The Train of Sunlight

by Xiao He

That day my cousin was weeping. She was weeping for me. I stared at the autumn bamboo leaves outside the windows. I could hardly balance myself as my brain was completely blank. Not long ago we were talking about getting married and now he confronted me without shame and there were a pair of women's shoes next to his bed¡K

"Anyway, men like that should be punished!" My cousin and I were condemning his conscience. Nevertheless, how helpless we were! The court does not judge conscience, nor do public opinions make any difference. Who is going to care for things as common as this? As my sincerity and my love were deeply abused, how could I tolerate such wickedness invading my life? And yet I was at a loss what to do.

From that day on, hatred was planted into my heart. Every night I was awakened from a nightmare in which the Devil was standing next to me and I felt deadly cold. In darkness, a wounded dove was hiding in the corner of the wall trembling. I didn't know where I was and what time meant to me. Oh when was the shivering youth going to pass away? What did I do wrong to deserve this kind of punishment? I became desperate and two packets of cigarettes were hardly enough to benumb my nerves.

My eyes met the sorrowful eyes of my parents and my family who loved me more than anybody else in the world. Then I told myself: I can't fall. I started to draw pictures like crazy. My pictures were full of shining colors and rich flowers, yet they betrayed my inner solitude and loneliness. I participated in a lot of art shows but I was yet to find the Utopia I desired.

Traffic was heavy on the street and I could never figure out why these people were so busy or where they were heading.
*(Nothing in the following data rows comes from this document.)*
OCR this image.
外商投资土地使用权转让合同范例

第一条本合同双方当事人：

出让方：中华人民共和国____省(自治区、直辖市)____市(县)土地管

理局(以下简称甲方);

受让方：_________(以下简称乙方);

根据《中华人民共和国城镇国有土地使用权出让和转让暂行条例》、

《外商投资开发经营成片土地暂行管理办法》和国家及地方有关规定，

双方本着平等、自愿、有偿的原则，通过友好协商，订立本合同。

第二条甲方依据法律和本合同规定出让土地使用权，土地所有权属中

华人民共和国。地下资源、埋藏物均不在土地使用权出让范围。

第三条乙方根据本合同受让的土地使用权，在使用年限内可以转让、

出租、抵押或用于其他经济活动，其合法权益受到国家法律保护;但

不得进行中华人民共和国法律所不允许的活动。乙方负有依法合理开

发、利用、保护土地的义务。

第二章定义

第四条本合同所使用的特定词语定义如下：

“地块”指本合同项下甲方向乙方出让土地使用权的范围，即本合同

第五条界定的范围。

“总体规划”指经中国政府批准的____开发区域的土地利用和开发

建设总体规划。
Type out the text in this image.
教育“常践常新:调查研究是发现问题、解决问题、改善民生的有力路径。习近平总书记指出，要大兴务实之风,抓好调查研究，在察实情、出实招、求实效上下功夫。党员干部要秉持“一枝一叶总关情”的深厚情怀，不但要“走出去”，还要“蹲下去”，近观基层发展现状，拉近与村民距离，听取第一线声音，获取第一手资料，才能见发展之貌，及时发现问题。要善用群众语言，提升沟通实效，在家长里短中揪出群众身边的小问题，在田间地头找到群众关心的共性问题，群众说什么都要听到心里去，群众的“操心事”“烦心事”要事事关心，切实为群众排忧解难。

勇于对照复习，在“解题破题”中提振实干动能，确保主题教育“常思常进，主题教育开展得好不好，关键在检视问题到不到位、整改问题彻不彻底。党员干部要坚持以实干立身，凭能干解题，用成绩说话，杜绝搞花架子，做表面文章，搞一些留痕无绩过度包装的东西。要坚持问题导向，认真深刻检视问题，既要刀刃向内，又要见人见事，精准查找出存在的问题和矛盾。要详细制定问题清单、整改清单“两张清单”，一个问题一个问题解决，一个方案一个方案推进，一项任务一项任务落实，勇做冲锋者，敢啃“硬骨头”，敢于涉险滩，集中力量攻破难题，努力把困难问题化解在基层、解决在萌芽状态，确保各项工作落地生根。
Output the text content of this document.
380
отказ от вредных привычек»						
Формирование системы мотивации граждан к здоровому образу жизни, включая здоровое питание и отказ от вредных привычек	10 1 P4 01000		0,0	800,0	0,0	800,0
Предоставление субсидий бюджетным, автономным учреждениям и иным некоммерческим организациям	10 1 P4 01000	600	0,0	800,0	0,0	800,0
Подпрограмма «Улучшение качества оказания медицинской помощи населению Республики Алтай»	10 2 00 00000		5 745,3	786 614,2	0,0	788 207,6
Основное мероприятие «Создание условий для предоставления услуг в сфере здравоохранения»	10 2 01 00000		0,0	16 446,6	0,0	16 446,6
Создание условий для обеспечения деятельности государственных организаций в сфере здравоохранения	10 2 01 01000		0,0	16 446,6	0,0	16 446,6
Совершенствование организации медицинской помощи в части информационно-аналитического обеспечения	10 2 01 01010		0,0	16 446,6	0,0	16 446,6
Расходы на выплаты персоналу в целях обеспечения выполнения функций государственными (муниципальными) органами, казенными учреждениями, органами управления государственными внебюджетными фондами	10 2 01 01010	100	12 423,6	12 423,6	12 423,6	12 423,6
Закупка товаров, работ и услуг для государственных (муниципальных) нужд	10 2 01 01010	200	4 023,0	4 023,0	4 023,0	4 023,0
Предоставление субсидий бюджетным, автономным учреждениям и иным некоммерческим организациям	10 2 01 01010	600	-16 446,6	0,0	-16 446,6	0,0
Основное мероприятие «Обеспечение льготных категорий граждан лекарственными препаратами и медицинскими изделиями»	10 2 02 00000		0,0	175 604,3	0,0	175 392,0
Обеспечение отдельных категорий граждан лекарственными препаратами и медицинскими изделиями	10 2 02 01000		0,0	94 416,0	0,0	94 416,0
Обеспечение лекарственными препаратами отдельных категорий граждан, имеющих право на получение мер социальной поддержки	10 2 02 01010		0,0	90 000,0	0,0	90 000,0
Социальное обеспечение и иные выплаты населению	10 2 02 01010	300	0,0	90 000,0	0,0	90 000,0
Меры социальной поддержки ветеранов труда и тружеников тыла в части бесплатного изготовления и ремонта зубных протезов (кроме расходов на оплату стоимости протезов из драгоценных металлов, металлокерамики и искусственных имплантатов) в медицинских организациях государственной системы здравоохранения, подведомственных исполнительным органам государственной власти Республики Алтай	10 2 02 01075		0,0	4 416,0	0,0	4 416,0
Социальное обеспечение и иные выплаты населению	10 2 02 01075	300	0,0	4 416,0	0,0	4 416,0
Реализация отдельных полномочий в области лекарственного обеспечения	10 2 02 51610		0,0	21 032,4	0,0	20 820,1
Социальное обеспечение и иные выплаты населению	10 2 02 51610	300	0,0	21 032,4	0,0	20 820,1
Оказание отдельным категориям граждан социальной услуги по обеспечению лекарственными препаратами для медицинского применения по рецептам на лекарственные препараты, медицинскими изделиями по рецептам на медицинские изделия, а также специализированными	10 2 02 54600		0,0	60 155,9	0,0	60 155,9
One day I walked into the office of one of my friends and she asked why it took so long to get there. I replied sadly: "All misfortunes seem to have fallen on me. I caught the wrong bus going in the opposite direction. Another bus had a mechanical breakdown." She wasn't surprised. The City of Beijing was like a huge lot for training drivers. Problems such as these were routine occurrences. "May God help you!" she said. "Who is God? The Buddha in the temple? God is dead!" Venting my anger, I didn't believe any gods out there would help me. Fixing her eyes on my brownish fingers due to too much smoking and wrinkles that weren't supposed to be there at my age, she pointed at my heart and said with power: "God is in your heart. He still lives. He is the Lord!"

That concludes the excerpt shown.